In unserm Freundeskreise ging die Rede, was von diesem Großen als sein Größtes anzusprechen wäre.

»Sein Rathaus,« sagte einer.

»Sein Zeughaus,« stellte dies ein zweiter höher.

»Von der Burg des Willibald bei Eichstätt scheint ihr nie gehört zu haben,« unterbrach der dritte.

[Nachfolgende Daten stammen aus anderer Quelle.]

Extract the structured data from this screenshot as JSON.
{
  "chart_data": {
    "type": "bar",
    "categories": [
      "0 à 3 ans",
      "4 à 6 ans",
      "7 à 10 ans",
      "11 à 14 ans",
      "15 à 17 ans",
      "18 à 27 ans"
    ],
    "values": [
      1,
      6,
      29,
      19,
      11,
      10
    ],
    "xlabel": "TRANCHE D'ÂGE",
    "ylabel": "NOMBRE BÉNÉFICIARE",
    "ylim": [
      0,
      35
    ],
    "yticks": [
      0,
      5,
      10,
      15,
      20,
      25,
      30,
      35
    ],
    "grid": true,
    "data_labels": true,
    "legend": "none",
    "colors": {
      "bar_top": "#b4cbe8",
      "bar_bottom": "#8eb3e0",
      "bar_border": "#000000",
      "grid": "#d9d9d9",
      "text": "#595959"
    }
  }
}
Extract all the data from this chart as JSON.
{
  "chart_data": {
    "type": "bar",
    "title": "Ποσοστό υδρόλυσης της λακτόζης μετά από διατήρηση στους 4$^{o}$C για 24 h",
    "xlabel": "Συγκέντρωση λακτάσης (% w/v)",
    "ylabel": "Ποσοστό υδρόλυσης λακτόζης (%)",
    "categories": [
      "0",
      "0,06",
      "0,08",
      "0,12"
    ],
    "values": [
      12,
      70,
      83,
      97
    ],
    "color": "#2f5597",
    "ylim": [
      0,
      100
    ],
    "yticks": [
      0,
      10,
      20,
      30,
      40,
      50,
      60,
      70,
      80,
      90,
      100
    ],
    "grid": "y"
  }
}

»Muß es denn ein Werk sein,« wagte es der vierte, »kann nicht auch was Schlichtgegebenes sprechen?«

»Nun, daß Holl die Nummer dreizehn unter den Geschwistern hatte, ist doch kein Verdienst!«

»Ich meine nicht den Anfang. Ob Menschen groß sind oder klein, das zeigt ihr Ende.«

»Ei, Holls Ende war das schönste nicht. Er hing dem neuen Glauben an. Als Gustav Adolf in die Stadt am Lech ritt, traf er den Elias auf der Höhe seines Ruhmes. Gustav Adolf fiel. An einem Samstag holten sie den Holl von seinem neuen Bau und entließen ihren Größten noch am gleichen Tage, wenn ich nicht irre.«

»Du irrest nicht, nur auf den Montag scheinst du zu vergessen.«

»Auf welchen Montag?«

»Auf den Montag nach dem Samstag.«

»Was geschah denn Montags?«

»Nicht viel. Nur – Holl stand im Gerüste seines letzten Baues und mörtelte als einer unter hundert Maurern.«

Ein Schweigen fiel in unsre Runde. Wir gingen stille auseinander. Unauslöschbar einen Holl im Herzen, der, nachdem er Samstag Gut und Ruhm verloren, Montag unverdrossen mörtelt ...

So geschehen im Krieg der dreißig Jahre. Wie dünkt euch, Freunde? Seht ihr Deutschland heute als der Maurer einen unverdrossen mörteln an dem Großbau einer neuen Welt?